Kim Jae-Min, Lee Kyung Hyung, Lee Jun Yeob
School of Chemical Engineering, Sungkyunkwan University, 2066, Seobu-ro, Jangan-gu, Suwon-si, Gyeonggi-do, 16419, Republic of Korea.
SKKU Advanced Institute of Nano Technology, Sungkyunkwan University, 2066, Seobu-ro, Jangan-gu, Suwon-si, Gyeonggi-do, 16419, Republic of korea.
Adv Mater. 2023 Apr;35(14):e2209953. doi: 10.1002/adma.202209953. Epub 2023 Feb 26.
Direct exploring the electroluminescence (EL) of organic light-emitting diodes (OLEDs) is a challenge due to the complicated processes of polarons, excitons, and their interactions. This study demonstrated the extraction of the polaron dynamics from transient EL by predicting the recombination coefficient via artificial intelligence, overcoming multivariable kinetics problems.
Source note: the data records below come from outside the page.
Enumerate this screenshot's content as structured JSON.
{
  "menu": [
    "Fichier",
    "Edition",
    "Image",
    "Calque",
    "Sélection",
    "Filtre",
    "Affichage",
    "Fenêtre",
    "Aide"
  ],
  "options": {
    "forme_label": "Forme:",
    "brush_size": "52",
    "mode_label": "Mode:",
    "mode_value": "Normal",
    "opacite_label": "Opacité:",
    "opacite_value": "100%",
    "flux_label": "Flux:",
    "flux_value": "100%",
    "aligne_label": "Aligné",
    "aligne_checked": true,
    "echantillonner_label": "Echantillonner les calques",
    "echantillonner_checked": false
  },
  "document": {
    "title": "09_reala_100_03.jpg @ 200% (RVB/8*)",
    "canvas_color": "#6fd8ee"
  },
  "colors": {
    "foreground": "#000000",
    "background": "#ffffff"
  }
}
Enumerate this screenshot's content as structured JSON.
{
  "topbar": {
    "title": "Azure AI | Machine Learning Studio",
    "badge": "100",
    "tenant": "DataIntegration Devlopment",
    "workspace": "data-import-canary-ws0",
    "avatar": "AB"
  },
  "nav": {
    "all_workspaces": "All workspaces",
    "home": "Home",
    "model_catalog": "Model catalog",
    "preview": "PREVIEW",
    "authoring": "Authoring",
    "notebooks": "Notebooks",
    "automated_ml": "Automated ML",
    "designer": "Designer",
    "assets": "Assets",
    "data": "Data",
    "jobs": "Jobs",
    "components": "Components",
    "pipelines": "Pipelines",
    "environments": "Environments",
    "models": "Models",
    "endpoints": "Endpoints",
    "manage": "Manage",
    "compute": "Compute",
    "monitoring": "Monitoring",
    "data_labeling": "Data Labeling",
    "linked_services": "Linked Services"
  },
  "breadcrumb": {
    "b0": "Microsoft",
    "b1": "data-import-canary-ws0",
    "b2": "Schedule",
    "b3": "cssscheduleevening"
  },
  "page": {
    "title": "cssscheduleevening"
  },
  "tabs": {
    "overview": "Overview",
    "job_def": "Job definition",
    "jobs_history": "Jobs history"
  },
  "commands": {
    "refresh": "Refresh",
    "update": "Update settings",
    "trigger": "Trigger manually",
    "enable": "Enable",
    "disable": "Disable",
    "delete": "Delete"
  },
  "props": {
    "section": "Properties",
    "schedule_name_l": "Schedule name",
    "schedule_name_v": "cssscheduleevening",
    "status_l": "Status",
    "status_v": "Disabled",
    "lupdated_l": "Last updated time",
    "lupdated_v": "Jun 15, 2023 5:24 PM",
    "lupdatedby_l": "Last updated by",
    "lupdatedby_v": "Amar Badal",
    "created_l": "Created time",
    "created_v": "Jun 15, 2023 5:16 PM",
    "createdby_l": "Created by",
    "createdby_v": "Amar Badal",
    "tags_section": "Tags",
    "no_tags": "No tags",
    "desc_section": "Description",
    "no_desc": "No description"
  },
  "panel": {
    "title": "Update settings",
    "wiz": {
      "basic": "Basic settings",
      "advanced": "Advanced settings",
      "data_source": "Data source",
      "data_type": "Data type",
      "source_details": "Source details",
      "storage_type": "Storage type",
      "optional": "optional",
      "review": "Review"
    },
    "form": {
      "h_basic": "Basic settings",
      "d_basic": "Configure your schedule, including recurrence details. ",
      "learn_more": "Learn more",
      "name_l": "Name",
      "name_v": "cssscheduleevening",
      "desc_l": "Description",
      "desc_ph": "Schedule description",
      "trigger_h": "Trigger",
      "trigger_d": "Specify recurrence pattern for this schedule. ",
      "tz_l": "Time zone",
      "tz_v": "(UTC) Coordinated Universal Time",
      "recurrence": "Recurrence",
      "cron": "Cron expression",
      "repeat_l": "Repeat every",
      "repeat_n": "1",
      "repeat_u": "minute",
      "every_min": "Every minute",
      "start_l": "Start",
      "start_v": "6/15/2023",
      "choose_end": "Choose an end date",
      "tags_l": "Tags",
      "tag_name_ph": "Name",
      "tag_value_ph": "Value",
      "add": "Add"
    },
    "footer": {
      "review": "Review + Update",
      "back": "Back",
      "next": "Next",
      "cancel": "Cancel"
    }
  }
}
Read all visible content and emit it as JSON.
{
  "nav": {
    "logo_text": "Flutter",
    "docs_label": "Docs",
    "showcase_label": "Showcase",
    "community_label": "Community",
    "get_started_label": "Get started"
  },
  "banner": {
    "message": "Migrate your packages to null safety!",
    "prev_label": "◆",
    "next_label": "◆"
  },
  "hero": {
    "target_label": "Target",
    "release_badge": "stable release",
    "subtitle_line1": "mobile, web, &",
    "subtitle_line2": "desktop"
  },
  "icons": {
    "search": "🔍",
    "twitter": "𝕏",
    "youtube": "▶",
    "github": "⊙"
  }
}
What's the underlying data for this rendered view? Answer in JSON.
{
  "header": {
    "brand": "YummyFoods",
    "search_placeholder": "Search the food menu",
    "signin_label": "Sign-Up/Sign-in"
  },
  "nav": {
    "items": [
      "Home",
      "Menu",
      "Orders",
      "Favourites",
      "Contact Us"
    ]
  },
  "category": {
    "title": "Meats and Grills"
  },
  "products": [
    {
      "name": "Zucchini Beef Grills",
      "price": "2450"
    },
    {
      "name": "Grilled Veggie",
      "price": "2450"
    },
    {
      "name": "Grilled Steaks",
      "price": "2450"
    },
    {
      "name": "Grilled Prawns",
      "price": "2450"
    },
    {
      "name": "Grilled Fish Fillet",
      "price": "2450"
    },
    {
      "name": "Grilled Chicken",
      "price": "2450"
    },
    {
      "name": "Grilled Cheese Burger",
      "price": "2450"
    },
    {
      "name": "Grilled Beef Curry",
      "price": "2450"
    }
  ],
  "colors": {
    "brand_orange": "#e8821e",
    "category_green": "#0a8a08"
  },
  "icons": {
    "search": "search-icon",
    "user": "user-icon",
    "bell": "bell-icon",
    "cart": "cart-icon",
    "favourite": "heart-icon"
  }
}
The performance of a machine learning (ML) model trained by various EL decay curves is significantly improved using a novel featurization method and input node optimization, achieving an R value of 0.947. The optimized ML model successfully predicts the recombination coefficients of actual OLEDs based on an exciplex-forming cohost, enabling the quantitative understanding of the overall polaron behavior under various electrical excitation conditions.
由于极化子、激子及其相互作用的过程复杂,直接探究有机发光二极管(OLED)的电致发光(EL)具有挑战性。本研究通过人工智能预测复合系数,从瞬态EL中提取极化子动力学,克服了多变量动力学问题。使用一种新颖的特征化方法和输入节点优化,显著提高了由各种EL衰减曲线训练的机器学习(ML)模型的性能,R值达到0.947。优化后的ML模型成功预测了基于激基复合物形成共主体的实际OLED的复合系数,可以定量了解各种电激发条件下极化子的整体行为。